So, briefly, the way Findory works is that it uses people with similar interests in the community to select and prioritize articles. Oversimplifying a bit, it is a little like a list of what is most popular for people like you.
That at least combines serendipty and popularity filtering, and adds the advantages of being more relevant and much harder to spam.
Posted by: Greg Linden | November 16, 2006 at 09:59 PM
Greg, Thanks for the explanation of how Findory works. It does combine the best of several approaches.
BTW, I did mention Findory in the second paragraph of this post, and in the title of my previous post, as one of the popular tools for finding interesting blogs.

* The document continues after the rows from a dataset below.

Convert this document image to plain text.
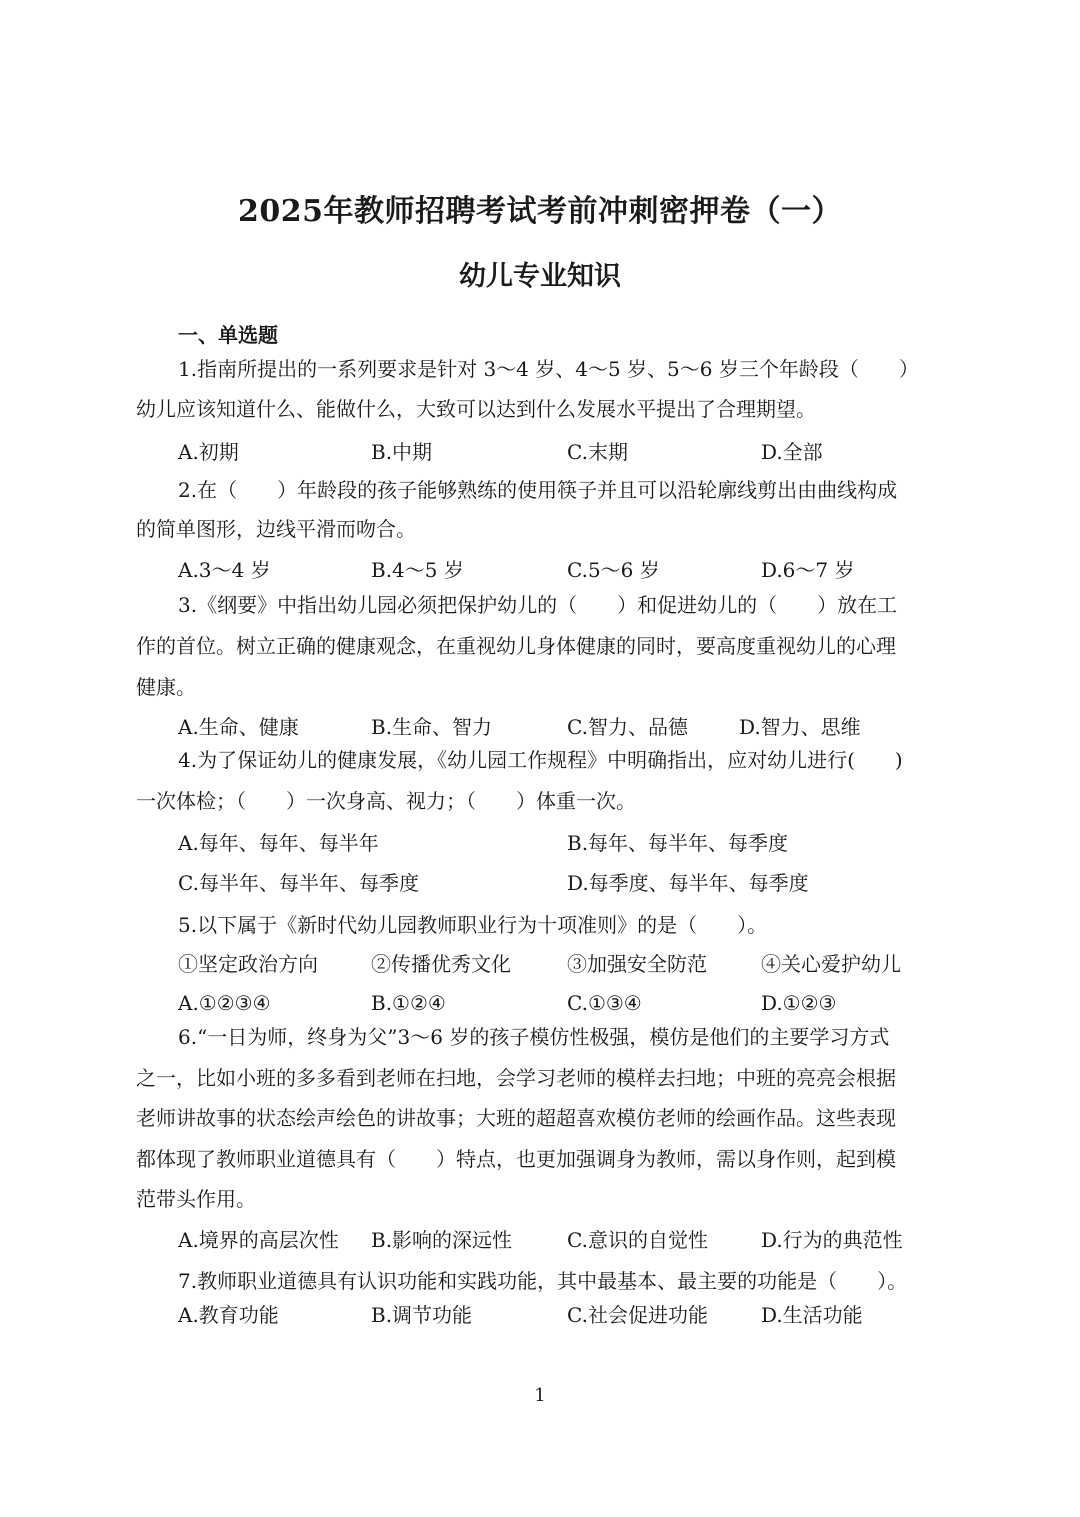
2025年教师招聘考试考前冲刺密押卷（一）
幼儿专业知识
一、单选题
1.指南所提出的一系列要求是针对 3～4 岁、4～5 岁、5～6 岁三个年龄段（　　）
幼儿应该知道什么、能做什么，大致可以达到什么发展水平提出了合理期望。
A.初期	B.中期	C.末期	D.全部
2.在（　　）年龄段的孩子能够熟练的使用筷子并且可以沿轮廓线剪出由曲线构成
的简单图形，边线平滑而吻合。
A.3～4 岁	B.4～5 岁	C.5～6 岁	D.6～7 岁
3.《纲要》中指出幼儿园必须把保护幼儿的（　　）和促进幼儿的（　　）放在工
作的首位。树立正确的健康观念，在重视幼儿身体健康的同时，要高度重视幼儿的心理
健康。
A.生命、健康	B.生命、智力	C.智力、品德	D.智力、思维
4.为了保证幼儿的健康发展，《幼儿园工作规程》中明确指出，应对幼儿进行(　　)
一次体检；（　　）一次身高、视力；（　　）体重一次。
A.每年、每年、每半年	B.每年、每半年、每季度
C.每半年、每半年、每季度	D.每季度、每半年、每季度
5.以下属于《新时代幼儿园教师职业行为十项准则》的是（　　）。
①坚定政治方向	②传播优秀文化	③加强安全防范	④关心爱护幼儿
A.①②③④	B.①②④	C.①③④	D.①②③
6.“一日为师，终身为父”3～6 岁的孩子模仿性极强，模仿是他们的主要学习方式
之一，比如小班的多多看到老师在扫地，会学习老师的模样去扫地；中班的亮亮会根据
老师讲故事的状态绘声绘色的讲故事；大班的超超喜欢模仿老师的绘画作品。这些表现
都体现了教师职业道德具有（　　）特点，也更加强调身为教师，需以身作则，起到模
范带头作用。
A.境界的高层次性 B.影响的深远性	C.意识的自觉性	D.行为的典范性
7.教师职业道德具有认识功能和实践功能，其中最基本、最主要的功能是（　　）。
A.教育功能	B.调节功能	C.社会促进功能	D.生活功能
1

I should also point readers to my interview with you back in February
http://dondodge.typepad.com/the_next_big_thing/2006/02/findory_persona.html
Thanks for reading. I also enjoy reading your blog "Geeking with Greg".
Don
Posted by: Don Dodge | November 16, 2006 at 10:59 PM
I think people tend to forget how effective a single good human editor is in offering lots of interesting links, and even giving voice to the eloquent but unheard. Part of what makes Techmeme so essential in some spheres is the lack of an Instapundit-type player in those spheres.
I think a few good link bloggers would go a long way.
Posted by: Gabe | November 16, 2006 at 11:59 PM
Don,
Did you check this CNN video?
http://www.youtube.com/watch?v=buKaqRG2SFA
Posted by: Ale | November 18, 2006 at 02:32 PM
I don't think anything is perfect just yet but we have some really amazing stuff in 2007 which I think will do the trick. Or at least get us a lot closer...
One thing to note. There aren't 50M blogs. I think there are about 4-5M english blogs and certainly a lot fewer blogs per blogosphere per language.
If no one reads a blog should we really count it?